Teatre Principal (Barcelona)
The Teatre Principal (in Catalan, or in Spanish Teatro Principal) is the oldest theatre in Barcelona, founded in 1579, built between 1597 and 1603 and rebuilt several times, mainly in 1788 and again in 1848. The theatre was originally named the Teatro de la Santa Cruz in Spanish (or Teatre de la Santa Creu in Catalan). It is located on the famous avenue of La Rambla.

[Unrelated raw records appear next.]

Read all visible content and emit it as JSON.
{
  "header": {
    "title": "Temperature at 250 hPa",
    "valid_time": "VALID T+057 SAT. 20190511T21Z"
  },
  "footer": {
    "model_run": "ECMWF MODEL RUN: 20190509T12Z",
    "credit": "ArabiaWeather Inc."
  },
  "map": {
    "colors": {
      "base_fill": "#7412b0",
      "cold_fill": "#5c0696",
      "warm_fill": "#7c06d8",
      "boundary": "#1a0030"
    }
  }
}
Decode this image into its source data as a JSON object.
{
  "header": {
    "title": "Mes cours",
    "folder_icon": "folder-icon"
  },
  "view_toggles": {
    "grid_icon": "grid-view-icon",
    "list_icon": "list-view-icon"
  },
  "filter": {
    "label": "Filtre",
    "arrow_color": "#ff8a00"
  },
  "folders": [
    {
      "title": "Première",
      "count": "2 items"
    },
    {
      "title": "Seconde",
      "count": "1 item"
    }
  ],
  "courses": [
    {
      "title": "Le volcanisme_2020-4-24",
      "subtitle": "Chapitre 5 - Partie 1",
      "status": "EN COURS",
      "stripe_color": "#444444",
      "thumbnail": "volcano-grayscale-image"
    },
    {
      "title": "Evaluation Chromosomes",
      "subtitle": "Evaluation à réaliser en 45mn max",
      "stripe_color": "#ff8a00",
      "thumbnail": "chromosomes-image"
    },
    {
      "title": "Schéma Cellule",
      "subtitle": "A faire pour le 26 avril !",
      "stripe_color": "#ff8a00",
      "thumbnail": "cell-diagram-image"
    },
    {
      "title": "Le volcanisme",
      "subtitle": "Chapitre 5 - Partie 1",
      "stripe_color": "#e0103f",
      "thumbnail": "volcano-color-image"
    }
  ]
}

The theatre was founded by a donation of land and houses on the Rambla de Barcelona, made by Joan Bosch in favour of the Hospital of the Holy Cross, then the most important hospital in the city, to build a theatre in it. With the benefits of the plays and shows, the hospital could bear part of its expenses. For these benefits to be greater, the theatre would have the exclusive right to host theatrical performances in the city. On 27 October 1787 the theatre underwent a fire that completely destroyed it. Rebuilt thanks to the donations of nobles like the Marquess of Ciutadilla and the Count of El Asalto, the new theatre, more sumptuous, was inaugurated on 4 November 1788. After three more fires and the opening of the Liceu opera house in 1847 the Teatro Principal fell into decadence. A popular campaign prevented it from demolition in 1889. In January 2006 it closed its doors as working theatre.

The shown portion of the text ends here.